Della danza indiana, e della sua antichissima tradizione, sposa altresì una caratteristica nota anche ai non addetti ai lavori: la spiritualità filosofica del movimento e la sua finalizzazione a una comunicazione di profondi significati. Nella coreutica di questa elevata civiltà la danza è, contestualmente al dinamico svolgimento della sua indole tecnica, un linguaggio. L’UII, l’Unione Induista Italiana, Sanatana Dharma Samgha, tiene a mettere un accento sull’alterità, strutturale e tendenziale, fra la danza indiana e la dicotomia occidentale fra teatro e ballo. In India chi balla, in una concentrazione spirituale, contemporaneamente emana ed estrinseca messaggi, emozioni, idee, stati d’animo, e ogni possibile contenuto di coscienza.
Ho analizzato molte performances di Aarti Saikia, pubblicando diversi video, e sempre la mia attenzione è stata calamitata dal larvato linguaggio insito nei suoi armonici gesti. In ogni suo show v’è un sostrato tecnico, meramente dinamico, facente parte della dimensione “nritta”, termine tecnico, atto a indicare, appunto, la danza pura nel suo grado zero, i numeri spettacolari nella quintessenza della loro plateale bravura. Su questo fondamento si innestano le performances di “nritya”, cioè la comunicazione di sensi e significati, mediante le “mudra”, esperti movimenti delle mani, l'”Abhinaya”, la sofisticata arte dell’espressione facciale, e, nell’implicita eloquenza del corpo, ogni gesto atto a esprimere un contenuto psichico.

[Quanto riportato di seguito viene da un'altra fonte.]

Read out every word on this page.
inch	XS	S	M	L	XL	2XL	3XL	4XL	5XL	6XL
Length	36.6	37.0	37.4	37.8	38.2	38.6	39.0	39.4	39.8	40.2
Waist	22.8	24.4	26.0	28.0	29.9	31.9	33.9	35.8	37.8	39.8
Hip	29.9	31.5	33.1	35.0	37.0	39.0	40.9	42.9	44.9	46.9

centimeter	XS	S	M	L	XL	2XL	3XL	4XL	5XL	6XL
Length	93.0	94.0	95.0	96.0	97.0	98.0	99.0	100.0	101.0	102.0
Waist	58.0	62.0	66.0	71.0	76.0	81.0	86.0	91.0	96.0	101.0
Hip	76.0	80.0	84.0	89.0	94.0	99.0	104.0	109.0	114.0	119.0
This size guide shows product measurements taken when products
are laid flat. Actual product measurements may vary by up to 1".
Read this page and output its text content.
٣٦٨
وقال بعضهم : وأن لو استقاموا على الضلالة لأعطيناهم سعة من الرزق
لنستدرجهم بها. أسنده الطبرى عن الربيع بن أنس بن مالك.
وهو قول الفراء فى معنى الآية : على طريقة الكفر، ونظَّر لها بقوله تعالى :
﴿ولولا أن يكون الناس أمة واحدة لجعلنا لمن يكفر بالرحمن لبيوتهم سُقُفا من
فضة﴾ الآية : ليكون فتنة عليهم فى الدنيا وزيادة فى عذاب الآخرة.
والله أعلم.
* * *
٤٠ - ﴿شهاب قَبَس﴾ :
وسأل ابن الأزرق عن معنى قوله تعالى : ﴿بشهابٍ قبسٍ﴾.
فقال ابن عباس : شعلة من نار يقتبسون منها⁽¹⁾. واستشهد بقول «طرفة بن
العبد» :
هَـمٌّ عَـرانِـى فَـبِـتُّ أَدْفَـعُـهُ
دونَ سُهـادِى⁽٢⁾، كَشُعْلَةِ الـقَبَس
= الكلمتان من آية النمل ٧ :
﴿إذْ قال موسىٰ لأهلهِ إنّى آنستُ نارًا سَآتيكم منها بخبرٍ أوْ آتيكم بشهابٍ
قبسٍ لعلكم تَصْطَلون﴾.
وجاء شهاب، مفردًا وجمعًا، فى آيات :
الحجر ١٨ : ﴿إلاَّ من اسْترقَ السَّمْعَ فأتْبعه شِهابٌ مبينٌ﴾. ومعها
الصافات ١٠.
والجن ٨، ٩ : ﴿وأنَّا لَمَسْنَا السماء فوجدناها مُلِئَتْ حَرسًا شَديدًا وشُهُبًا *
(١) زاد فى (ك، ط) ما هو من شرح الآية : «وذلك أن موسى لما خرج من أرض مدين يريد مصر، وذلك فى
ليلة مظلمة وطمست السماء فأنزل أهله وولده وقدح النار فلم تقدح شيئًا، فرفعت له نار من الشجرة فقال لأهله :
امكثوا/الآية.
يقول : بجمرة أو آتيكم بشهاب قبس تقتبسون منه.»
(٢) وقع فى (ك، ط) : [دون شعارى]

Aarti Saikia, esperta in questo idioma del ballo, non si limita, nei suoi emozionanti ed emozionati numeri, a metterne in pratica il primigenio magistero: va oltre e si distingue, perché crea un’innovazione ch’ella battezza “Poetry in Motion”. Un nuovo orizzonte, inerente alla tradizione e/ma nel contempo munito d’una valenza per così dire palingenetica. La sua danza, a tenore del paradigma a cui si ispira tutta la tradizione di cui fa parte, veicola messaggi, ma in un modo sui generis. Essi sono, più che ponti narrativi verso qualche preciso destinatario, espressioni assolute di un’interiore ricchezza poetica. Un destinatario in teoria c’è, ma è tutto l’Universo, nel senso che lei, mentre s’immerge nelle sue prodezze coreutiche, ama entrare in spirituale osmosi con l’Essere inteso nella sua totalità ontologica. Una differenza che può sembrare marginale ed è, invece, una spettacolare rivoluzione.